Everyone needs a best friend, even chimpanzees. A decade-long study shows that nearly all adult male chimps form enduring social bonds with other males, exchanging back scratches, sharing meat, and generally chumming around. On average these bonds lasted seven years, says John Mitani, a primatologist at the University of Michigan, who observed chimpanzees in Uganda several months a year for 10 years. The colony, in the jungles of Kibale National Park, is about three times the size of other chimpanzee populations in Africa, but is no more social than others, he says. For the study, Mitani spent a block of time recording the interactions of a specific adult male chimp, including every individual he interacted with, while noting grooming behaviour. Females tend to leave their colony once they reach maturity and therefore forge fewer social bonds, Mitani says. As with human friendship, the strongest bonds seemed to be based on mutual respect. Chimpanzees that groomed each other for roughly equal amounts of times tended to stay friends longer.

Brotherly love
Fraternity also played an important role in chimpanzee friendships, Mitani found. Animals that shared a mother were more likely to form lasting bonds than other pairs. However, chimpanzees with a common father weren't any more likely to become buddies. Nearly every chimpanzee that Mitani tracked formed at least one long-term social bond, and some had multiple "best friends". Out of 35 males, two never formed close friendships with other adults during the study period. However, both found friendship in a younger, still adolescent brother, Mitani notes.

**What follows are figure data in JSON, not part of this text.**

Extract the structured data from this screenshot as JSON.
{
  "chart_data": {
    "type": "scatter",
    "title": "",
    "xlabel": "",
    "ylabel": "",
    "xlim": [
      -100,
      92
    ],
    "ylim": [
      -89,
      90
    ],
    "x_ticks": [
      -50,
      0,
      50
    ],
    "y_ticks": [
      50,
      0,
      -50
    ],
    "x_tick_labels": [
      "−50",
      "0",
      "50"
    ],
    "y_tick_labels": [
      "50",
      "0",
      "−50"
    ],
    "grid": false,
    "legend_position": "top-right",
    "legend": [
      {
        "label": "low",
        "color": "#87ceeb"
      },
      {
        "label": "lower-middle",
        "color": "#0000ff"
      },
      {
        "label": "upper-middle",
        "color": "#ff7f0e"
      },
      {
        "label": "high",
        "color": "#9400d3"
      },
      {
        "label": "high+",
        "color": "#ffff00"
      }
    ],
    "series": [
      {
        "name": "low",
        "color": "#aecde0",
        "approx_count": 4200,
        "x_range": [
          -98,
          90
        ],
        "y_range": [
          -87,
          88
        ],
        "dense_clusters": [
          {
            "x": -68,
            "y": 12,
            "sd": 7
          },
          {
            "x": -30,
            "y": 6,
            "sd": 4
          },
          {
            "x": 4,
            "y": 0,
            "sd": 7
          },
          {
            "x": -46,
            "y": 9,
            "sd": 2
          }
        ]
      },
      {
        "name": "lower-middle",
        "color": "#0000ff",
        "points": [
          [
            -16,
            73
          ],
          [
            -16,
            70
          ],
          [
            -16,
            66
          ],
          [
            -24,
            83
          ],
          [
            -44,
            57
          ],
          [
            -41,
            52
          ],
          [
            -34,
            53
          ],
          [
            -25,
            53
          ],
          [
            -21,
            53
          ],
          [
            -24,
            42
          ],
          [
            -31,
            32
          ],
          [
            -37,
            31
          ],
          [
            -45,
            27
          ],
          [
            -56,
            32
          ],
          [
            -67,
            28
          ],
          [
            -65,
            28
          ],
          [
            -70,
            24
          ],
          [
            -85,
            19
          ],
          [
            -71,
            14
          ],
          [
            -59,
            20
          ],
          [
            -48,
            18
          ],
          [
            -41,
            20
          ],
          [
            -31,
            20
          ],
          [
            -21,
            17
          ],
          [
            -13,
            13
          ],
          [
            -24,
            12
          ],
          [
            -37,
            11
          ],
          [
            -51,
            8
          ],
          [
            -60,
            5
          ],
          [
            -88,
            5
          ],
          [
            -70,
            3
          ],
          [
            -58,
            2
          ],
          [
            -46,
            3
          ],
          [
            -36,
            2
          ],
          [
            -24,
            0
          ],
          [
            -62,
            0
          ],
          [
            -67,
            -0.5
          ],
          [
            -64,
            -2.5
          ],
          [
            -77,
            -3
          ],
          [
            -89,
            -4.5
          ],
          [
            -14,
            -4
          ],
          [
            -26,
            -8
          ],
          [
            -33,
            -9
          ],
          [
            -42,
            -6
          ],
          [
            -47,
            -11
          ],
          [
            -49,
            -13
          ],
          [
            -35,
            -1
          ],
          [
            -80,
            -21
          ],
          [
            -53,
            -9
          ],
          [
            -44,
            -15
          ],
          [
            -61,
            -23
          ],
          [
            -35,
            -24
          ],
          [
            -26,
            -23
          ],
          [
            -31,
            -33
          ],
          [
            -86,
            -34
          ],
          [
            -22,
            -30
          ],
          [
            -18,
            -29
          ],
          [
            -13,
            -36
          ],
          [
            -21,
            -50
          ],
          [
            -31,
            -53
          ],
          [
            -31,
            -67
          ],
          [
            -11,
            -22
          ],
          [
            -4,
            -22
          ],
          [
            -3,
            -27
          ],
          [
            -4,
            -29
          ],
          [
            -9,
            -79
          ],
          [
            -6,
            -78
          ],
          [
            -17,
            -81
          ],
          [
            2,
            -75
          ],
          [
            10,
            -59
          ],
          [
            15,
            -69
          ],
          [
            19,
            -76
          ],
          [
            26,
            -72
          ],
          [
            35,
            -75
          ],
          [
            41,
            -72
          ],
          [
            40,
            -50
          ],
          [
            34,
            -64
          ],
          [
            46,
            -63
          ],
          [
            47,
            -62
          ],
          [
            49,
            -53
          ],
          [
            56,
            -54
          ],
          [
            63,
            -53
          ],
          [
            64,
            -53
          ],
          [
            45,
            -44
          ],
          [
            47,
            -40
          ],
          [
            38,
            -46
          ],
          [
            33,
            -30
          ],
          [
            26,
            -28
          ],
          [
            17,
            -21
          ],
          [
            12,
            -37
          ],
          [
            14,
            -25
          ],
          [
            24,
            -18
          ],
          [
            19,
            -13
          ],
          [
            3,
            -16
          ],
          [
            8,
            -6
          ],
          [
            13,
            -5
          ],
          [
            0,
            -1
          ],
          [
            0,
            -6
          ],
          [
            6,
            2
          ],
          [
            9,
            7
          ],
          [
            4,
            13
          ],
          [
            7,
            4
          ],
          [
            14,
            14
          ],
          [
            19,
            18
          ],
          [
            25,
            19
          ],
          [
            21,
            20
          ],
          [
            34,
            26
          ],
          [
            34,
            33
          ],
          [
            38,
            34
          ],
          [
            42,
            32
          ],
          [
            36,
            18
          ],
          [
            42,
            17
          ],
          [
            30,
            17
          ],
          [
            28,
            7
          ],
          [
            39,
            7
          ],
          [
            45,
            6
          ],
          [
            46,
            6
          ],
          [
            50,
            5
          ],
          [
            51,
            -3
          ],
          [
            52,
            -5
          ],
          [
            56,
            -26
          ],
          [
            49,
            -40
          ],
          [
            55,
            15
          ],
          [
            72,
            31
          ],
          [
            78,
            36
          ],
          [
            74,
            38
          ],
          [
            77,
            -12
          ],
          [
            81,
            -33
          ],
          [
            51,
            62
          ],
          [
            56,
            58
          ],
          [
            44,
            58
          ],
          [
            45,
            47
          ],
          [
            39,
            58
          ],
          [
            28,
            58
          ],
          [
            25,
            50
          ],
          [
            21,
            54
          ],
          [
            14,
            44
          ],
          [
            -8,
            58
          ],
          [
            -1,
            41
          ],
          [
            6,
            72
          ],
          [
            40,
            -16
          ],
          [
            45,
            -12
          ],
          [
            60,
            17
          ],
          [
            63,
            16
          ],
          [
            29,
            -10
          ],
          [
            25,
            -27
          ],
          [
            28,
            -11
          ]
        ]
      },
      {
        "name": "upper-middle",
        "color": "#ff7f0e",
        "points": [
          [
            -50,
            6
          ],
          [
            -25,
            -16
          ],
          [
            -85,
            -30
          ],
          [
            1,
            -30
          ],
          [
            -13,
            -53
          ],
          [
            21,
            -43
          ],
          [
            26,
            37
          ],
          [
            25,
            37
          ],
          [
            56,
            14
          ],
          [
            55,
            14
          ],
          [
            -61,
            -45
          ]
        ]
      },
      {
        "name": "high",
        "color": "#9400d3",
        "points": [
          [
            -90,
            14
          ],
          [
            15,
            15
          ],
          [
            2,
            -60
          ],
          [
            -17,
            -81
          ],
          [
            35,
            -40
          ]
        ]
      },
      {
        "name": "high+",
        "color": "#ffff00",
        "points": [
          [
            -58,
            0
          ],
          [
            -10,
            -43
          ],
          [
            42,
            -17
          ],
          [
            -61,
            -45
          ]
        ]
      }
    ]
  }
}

Exactly why chimpanzees form these stable bonds is unknown, Mitani says. It could be that having a best friend boosts reproductive success or survival somehow. But this will require "staying out there to see who does what with whom, and how often, and counting up the babies," he says. Joan Silk, a primatologist at the University of California in Los Angeles, notes that chimp friendships aren't so different from the baboon she studies. Equitable grooming and sisterhood seemed to determine friendships among female baboons in Botswana, she says. "These similarities suggest that there are common principles for building strong bonds which extend across species."